Si un jour une instance doit choisir sa source de taux, ce sélecteur serait du registre runtime — le contenu des taux, jamais. Même domaine métier, deux registres : c'est le test d'affectation qui répartit, pas le sujet.
Raison
-
Autorités et rythmes disjoints. Le runtime appartient à l'instance et change au déploiement ; le structurel appartient à Enedis et change par release ; le réglementaire appartient au régulateur et change à son calendrier. Une machinerie commune (un « méga-module config ») recoulerait dans un même moule des savoirs que tout sépare — exactement le couplage que #141 et #147 cherchent à défaire.
-
Reproductibilité des factures. Une facture doit être rejouable depuis une version de la lib, pas depuis l'état d'un ERP à un instant donné. Des taux lus à runtime dans Odoo suspendraient chaque montant calculé à un état de base externe non versionné.
-
La fédération mutualise la veille. Un membre repère la délibération CRE, contribue une fois, toutes les instances en bénéficient à la release suivante. Des taux par instance fragmenteraient précisément le savoir que le commun existe pour mettre en commun — et l'instance no-ERP (ADR-0022, #159) resterait sans taux.
-
Auditabilité.
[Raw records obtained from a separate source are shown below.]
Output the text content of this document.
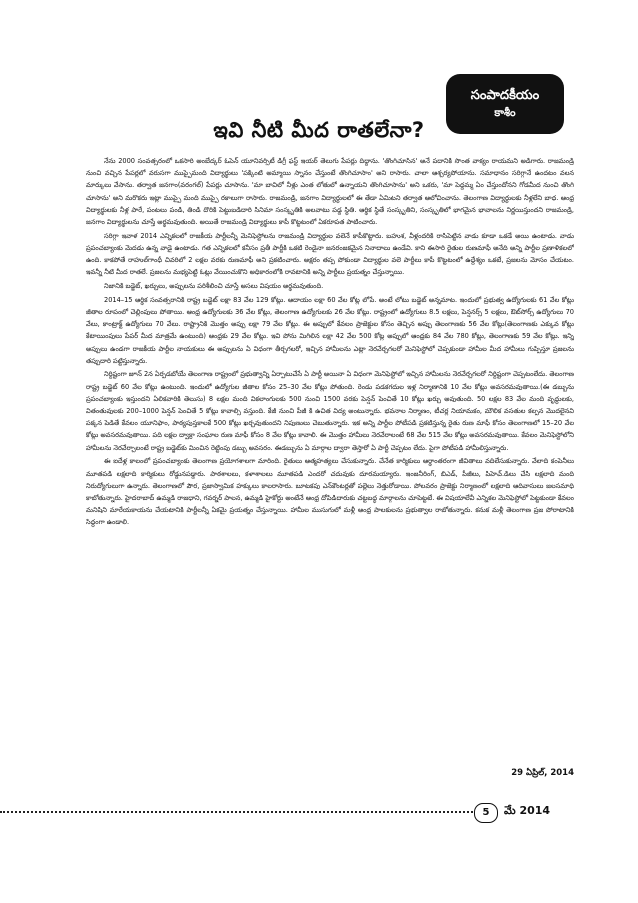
సంపాదకీయం
కాశీం
ఇవి నీటి మీద రాతలేనా?

నేను 2000 సంవత్సరంలో ఒకసారి అంబేద్కర్ ఓపెన్ యూనివర్సిటీ డిగ్రీ ఫస్ట్ ఇయర్ తెలుగు పేపర్లు దిద్దాను. 'తొంగిచూసిన' అనే పదానికి సొంత వాక్యం రాయమని అడిగారు. రాజమండ్రి నుంచి వచ్చిన పేపర్లలో వరుసగా ముప్పైమంది విద్యార్థులు 'పక్కింటి అమ్మాయి స్నానం చేస్తుంటే తొంగిచూసాం' అని రాసారు. చాలా ఆశ్చర్యపోయాను. సమాధానం సరిగ్గానే ఉందటం వలన మార్కులు వేసాను. తర్వాత జనగాం(వరంగల్) పేపర్లు చూసాను. 'మా బావిలో నీళ్లు ఎంత లోతులో ఉన్నాయని తొంగిచూసాను' అని ఒకరు, 'మా పెద్దమ్మ ఏం చేస్తుందోనని గోడమీద నుంచి తొంగి చూసాను' అని మరొకరు ఇట్లా ముప్పై మంది ముప్పై రకాలుగా రాసారు. రాజమండ్రి, జనగాం విద్యార్థులలో ఈ తేడా ఏమిటని తర్వాత ఆలోచించాను. తెలంగాణ విద్యార్థులకు నీళ్లలేని బాధ. ఆంధ్ర విద్యార్థులకు నీళ్ల పారే, పంటలు పండి, తిండి దొరికి పెట్టుబడిదారి సినిమా సంస్కృతికి అలవాటు పడ్డ స్థితి. ఆర్థిక స్థితే సంస్కృతిని, సంస్కృతిలో భాగమైన భావాలను నిర్ణయిస్తుందని రాజమండ్రి, జనగాం విద్యార్థులను చూస్తే అర్థమవుతుంది. అయితే రాజమండ్రి విద్యార్థులు కాపీ కొట్టటంలో ఏకరూపత పాటించారు.

సరిగ్గా ఇవాళ 2014 ఎన్నికలలో రాజకీయ పార్టీలన్నీ మెనిఫెస్టోలను రాజమండ్రి విద్యార్థుల వలెనే కాపీకొట్టారు. బహుశ, వీళ్లందరికి రాసిపెట్టిన వాడు కూడా ఒకడే అయి ఉంటాడు. వాడు ప్రపంచబ్యాంకు మెదడు ఉన్న వాడై ఉంటాడు. గత ఎన్నికలలో కనీసం ప్రతీ పార్టీకి ఒకటి రెండైనా జనరంజకమైన నినాదాలు ఉండేవి. కాని ఈసారి రైతుల రుణమాఫీ అనేది అన్ని పార్టీల ప్రణాళికలలో ఉంది. కాకపోతే రాహుల్‌గాంధీ చివరిలో 2 లక్షల వరకు రుణమాఫీ అని ప్రకటించారు. అక్షరం తప్ప పోకుండా విద్యార్థుల వలె పార్టీలు కాపీ కొట్టటంలో ఉద్దేశ్యం ఒకటే, ప్రజలను మోసం చేయటం. ఇవన్నీ నీటి మీద రాతలే. ప్రజలను మభ్యపెట్టి ఓట్లు వేయించుకొని అధికారంలోకి రావటానికి అన్ని పార్టీలు ప్రయత్నం చేస్తున్నాయి.

నిజానికి బడ్జెట్, ఖర్చులు, అప్పులను పరిశీలించి చూస్తే అసలు విషయం అర్థమవుతుంది.

2014–15 ఆర్థిక సంవత్సరానికి రాష్ట్ర బడ్జెట్ లక్షా 83 వేల 129 కోట్లు. ఆదాయం లక్షా 60 వేల కోట్ల లోపే. అంటే లోటు బడ్జెట్ అన్నమాట. ఇందులో ప్రభుత్వ ఉద్యోగులకు 61 వేల కోట్లు జీతాల రూపంలో చెల్లింపులు పోతాయి. ఆంధ్ర ఉద్యోగులకు 36 వేల కోట్లు, తెలంగాణ ఉద్యోగులకు 26 వేల కోట్లు. రాష్ట్రంలో ఉద్యోగులు 8.5 లక్షలు, పెన్షనర్స్ 5 లక్షలు, ఔట్‌సోర్స్ ఉద్యోగులు 70 వేలు, కాంట్రాక్ట్ ఉద్యోగులు 70 వేలు. రాష్ట్రానికి మొత్తం అప్పు లక్షా 79 వేల కోట్లు. ఈ అప్పులో కేవలం ప్రాజెక్టుల కోసం తెచ్చిన అప్పు తెలంగాణకు 56 వేల కోట్లు(తెలంగాణకు ఎక్కువ కోట్లు కేటాయింపులు పేపర్ మీద మాత్రమే ఉంటుంది) ఆంధ్రకు 29 వేల కోట్లు. ఇవి పోను మిగిలిన లక్షా 42 వేల 500 కోట్ల అప్పులో ఆంధ్రకు 84 వేల 780 కోట్లు, తెలంగాణకు 59 వేల కోట్లు. ఇన్ని అప్పులు ఉండగా రాజకీయ పార్టీల నాయకులు ఈ అప్పులను ఏ విధంగా తీర్చగలరో, ఇచ్చిన హామీలను ఎట్లా నెరవేర్చగలరో మెనిఫెస్టోలో చెప్పకుండా హామీల మీద హామీలు గుప్పిస్తూ ప్రజలను తప్పుదారి పట్టిస్తున్నారు.

నిర్దిష్టంగా జూన్ 2న ఏర్పడబోయే తెలంగాణ రాష్ట్రంలో ప్రభుత్వాన్ని ఏర్పాటుచేసే ఏ పార్టీ అయినా ఏ విధంగా మెనిఫెస్టోలో ఇచ్చిన హామీలను నెరవేర్చగలరో నిర్దిష్టంగా చెప్పటంలేదు. తెలంగాణ రాష్ట్ర బడ్జెట్ 60 వేల కోట్లు ఉంటుంది. ఇందులో ఉద్యోగుల జీతాల కోసం 25–30 వేల కోట్లు పోతుంది. రెండు పడకగదుల ఇళ్ల నిర్మాణానికి 10 వేల కోట్లు అవసరమవుతాయి.(ఈ డబ్బును ప్రపంచబ్యాంకు ఇస్తుందని ఏలికవారికి తెలుసు) 8 లక్షల మంది వికలాంగులకు 500 నుంచి 1500 వరకు పెన్షన్ పెంచితే 10 కోట్లు ఖర్చు అవుతుంది. 50 లక్షల 83 వేల మంది వృద్ధులకు, వితంతువులకు 200–1000 పెన్షన్ పెంచితే 5 కోట్లు కావాల్సి వస్తుంది. కేజీ నుంచి పీజీ కి ఉచిత విద్య అంటున్నారు. భవనాల నిర్మాణం, టీచర్ల నియామకం, మౌలిక వసతుల కల్పన మొదలైనవి పక్కన పెడితే కేవలం యూనిఫాం, పాఠ్యపుస్తకాలకే 500 కోట్లు ఖర్చవుతుందని నిపుణులు చెబుతున్నారు. ఇక అన్ని పార్టీల పోటీపడి ప్రకటిస్తున్న రైతు రుణ మాఫీ కోసం తెలంగాణలో 15–20 వేల కోట్లు అవసరమవుతాయి. పది లక్షల ద్వాక్రా సంఘాల రుణ మాఫీ కోసం 8 వేల కోట్లు కావాలి. ఈ మొత్తం హామీలు నెరవేరాలంటే 68 వేల 515 వేల కోట్లు అవసరమవుతాయి. కేవలం మెనిఫెస్టోలోని హామీలను నెరవేర్చాలంటే రాష్ట్ర బడ్జెట్‌కు మించిన రెట్టింపు డబ్బు అవసరం. ఈడబ్బును ఏ మార్గాల ద్వారా తెస్తారో ఏ పార్టీ చెప్పటం లేదు. పైగా పోటీపడి హామీలిస్తున్నారు.

ఈ ఐదేళ్ల కాలంలో ప్రపంచబ్యాంకు తెలంగాణ ప్రయోగశాలగా మారింది. రైతులు ఆత్మహత్యలు చేసుకున్నారు. చేనేత కార్మికులు ఆర్థాంతరంగా జీవితాలు వదిలేసుకున్నారు. వేలాది కంపెనీలు మూతపడి లక్షలాది కార్మికులు రోడ్డునపడ్డారు. పాఠశాలలు, కళాశాలలు మూతపడి ఎందరో చదువుకు దూరమయ్యారు. ఇంజనీరింగ్, బిఎడ్, పీజీలు, పిహెచ్.డిలు చేసి లక్షలాది మంది నిరుద్యోగులుగా ఉన్నారు. తెలంగాణలో పౌర, ప్రజాస్వామిక హక్కులు కాలరాసారు. బూటకపు ఎన్‌కౌంటర్లతో పల్లెలు నెత్తురోడాయి. పోలవరం ప్రాజెక్టు నిర్మాణంలో లక్షలాది ఆదివాసులు జలసమాధి కాబోతున్నారు. హైదరాబాద్ ఉమ్మడి రాజధాని, గవర్నర్ పాలన, ఉమ్మడి హైకోర్టు అంటేనే ఆంధ్ర దోపిడిదారుకు చట్టబద్ధ మార్గాలను చూపెట్టటే. ఈ విషయాలేవీ ఎన్నికల మెనిఫెస్టోలో పెట్టకుండా కేవలం మనిషిని మారేయకాయను చేయటానికి పార్టీలన్నీ ఏకమై ప్రయత్నం చేస్తున్నాయి. హామీల ముసుగులో మళ్లీ ఆంధ్ర పాలకులను ప్రభుత్వాల రాబోతున్నారు. కనుక మళ్లీ తెలంగాణ ప్రజ పోరాటానికి సిద్ధంగా ఉండాలి.

29 ఏప్రిల్, 2014
5	మే 2014
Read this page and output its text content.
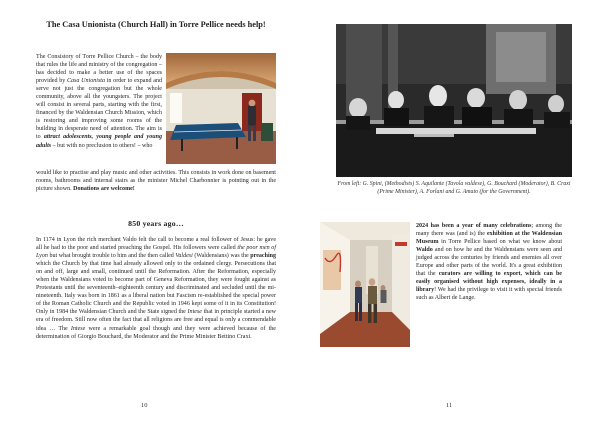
The Casa Unionista (Church Hall) in Torre Pellice needs help!

The Consistory of Torre Pellice Church – the body that rules the life and ministry of the congregation – has decided to make a better use of the spaces provided by Casa Unionista in order to expand and serve not just the congregation but the whole community, above all the youngsters. The project will consist in several parts, starting with the first, financed by the Waldensian Church Mission, which is restoring and improving some rooms of the building in desperate need of attention. The aim is to attract adolescents, young people and young adults – but with no preclusion to others! – who

would like to practise and play music and other activities. This consists in work done on basement rooms, bathrooms and internal stairs as the minister Michel Charbonnier is pointing out in the picture shown. Donations are welcome!

850 years ago…

In 1174 in Lyon the rich merchant Valdo felt the call to become a real follower of Jesus: he gave all he had to the poor and started preaching the Gospel. His followers were called the poor men of Lyon but what brought trouble to him and the then called Valdesi (Waldensians) was the preaching which the Church by that time had already allowed only to the ordained clergy. Persecutions that on and off, large and small, continued until the Reformation. After the Reformation, especially when the Waldensians voted to become part of Geneva Reformation, they were fought against as Protestants until the seventeenth–eighteenth century and discriminated and secluded until the mi-nineteenth. Italy was born in 1861 as a liberal nation but Fascism re-established the special power of the Roman Catholic Church and the Republic voted in 1946 kept some of it in its Constitution! Only in 1984 the Waldensian Church and the State signed the Intese that in principle started a new era of freedom. Still now often the fact that all religions are free and equal is only a commendable idea … The Intese were a remarkable goal though and they were achieved because of the determination of Giorgio Bouchard, the Moderator and the Prime Minister Bettino Craxi.

10
From left: G. Spini, (Methodists) S. Aquilante (Tavola valdese), G. Bouchard (Moderator), B. Craxi (Prime Minister), A. Forlani and G. Amato (for the Government).

2024 has been a year of many celebrations; among the many there was (and is) the exhibition at the Waldensian Museum in Torre Pellice based on what we know about Waldo and on how he and the Waldensians were seen and judged across the centuries by friends and enemies all over Europe and other parts of the world. It's a great exhibition that the curators are willing to export, which can be easily organised without high expenses, ideally in a library! We had the privilege to visit it with special friends such as Albert de Lange.

11
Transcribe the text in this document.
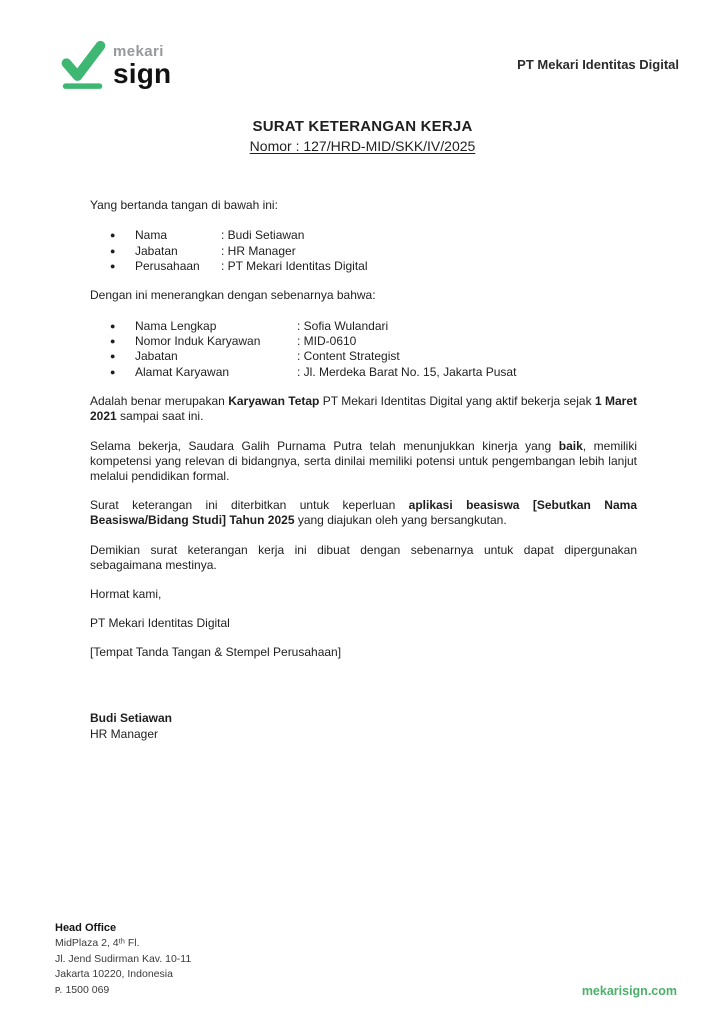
mekari
sign	PT Mekari Identitas Digital
SURAT KETERANGAN KERJA
Nomor : 127/HRD-MID/SKK/IV/2025

Yang bertanda tangan di bawah ini:

●	Nama	: Budi Setiawan
●	Jabatan	: HR Manager
●	Perusahaan	: PT Mekari Identitas Digital

Dengan ini menerangkan dengan sebenarnya bahwa:

●	Nama Lengkap	: Sofia Wulandari
●	Nomor Induk Karyawan	: MID-0610
●	Jabatan	: Content Strategist
●	Alamat Karyawan	: Jl. Merdeka Barat No. 15, Jakarta Pusat

Adalah benar merupakan Karyawan Tetap PT Mekari Identitas Digital yang aktif bekerja sejak 1 Maret 2021 sampai saat ini.

Selama bekerja, Saudara Galih Purnama Putra telah menunjukkan kinerja yang baik, memiliki kompetensi yang relevan di bidangnya, serta dinilai memiliki potensi untuk pengembangan lebih lanjut melalui pendidikan formal.

Surat keterangan ini diterbitkan untuk keperluan aplikasi beasiswa [Sebutkan Nama Beasiswa/Bidang Studi] Tahun 2025 yang diajukan oleh yang bersangkutan.

Demikian surat keterangan kerja ini dibuat dengan sebenarnya untuk dapat dipergunakan sebagaimana mestinya.

Hormat kami,

PT Mekari Identitas Digital

[Tempat Tanda Tangan & Stempel Perusahaan]

Budi Setiawan
HR Manager
Head Office
MidPlaza 2, 4ᵗʰ Fl.
Jl. Jend Sudirman Kav. 10-11
Jakarta 10220, Indonesia
P. 1500 069	mekarisign.com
La référence réglementaire ligne à ligne rend chaque taux justifiable en revue de PR comme en contrôle a posteriori ; le millésime rend la fraîcheur d'une instance observable de l'extérieur (endpoint, bot) sans inspection du code.
Alternatives écartées
- Machinerie commune aux trois registres (« tout en pydantic-settings », ou un module config unique absorbant les CSV de taux) — confond la forme partagée (module canonique, interface typée, validation au seam) avec un mécanisme partagé ; rejetée pour les raisons du point 1.
- L'ERP comme source de taux à runtime — autonomie de saisie maximale, mais perd la reproductibilité (point 2), introduit la dérive inter-instances (point 3) et laisse l'instance no-ERP sans taux. La saisie ERP reste possible en amont d'une contribution.
- Surcharge hybride (CSV packagé en socle, Odoo en surcharge si présent, divergence observable par millésime) — réintroduit la dérive en la rendant simplement visible ; écartée tant qu'aucun besoin de taux par instance n'existe : les taux régulés sont nationaux.
Conséquences
- #141 implémente le registre runtime : module canonique
electricore/config/runtime.py, fail-fast par point d'entrée (l'API ne valide jamais le domaine bot ; le bot ne valide Odoo que si l'instance a un ERP ; les notebooks ne valident que ce qu'ils demandent). L'entrée « Config partagée » de core/CONTEXT.md (« stdlib-only ») devra être révisée consciemment si pydantic-settings est retenu. - #147 instruit le registre structurel ; sa discovery peut citer cette ADR comme cadre
(même forme, mécanisme propre : qui génère qui entre
cadrans.py, dbt et Pandera). - Registre réglementaire — issues de suite (aucune ne bloque #141) :
- colonne
referencedans les trois CSV + millésime dérivé, exposé via API/bot ; - check de péremption sur rythmes attendus (TURPE ~1ᵉʳ août, accise ~loi de finances) branché sur la surveillance bot — un warning, jamais d'auto-correction ;
- chemin de contribution guidé pour non-techniques (formulaire ou template d'issue → PR proposée, merge humain).
- docs/configuration.md sera restructuré par registres dans #141 (sa section 1 devient la doc du module runtime ; les sections suivantes restent l'inventaire des deux autres registres).
Limites à connaître
- Les rythmes attendus d'un check de péremption sont des heuristiques, pas de la veille juridique : un changement hors calendrier (TURPE exceptionnel en cours d'année) passe sous le radar tant qu'un humain ne le signale pas.
- La fédération est en construction — EDN en est le prototype ; « merge humain » désigne aujourd'hui les mainteneurs EDN, demain les mainteneurs que la fédération se donnera.
- Cette ADR nomme les registres, leurs autorités et la forme commune ; elle ne fige pas les mécanismes internes de #141 (choix pydantic-settings vs dataclasses) ni de #147 (sens de la génération) — chacun reste instruit dans son chantier.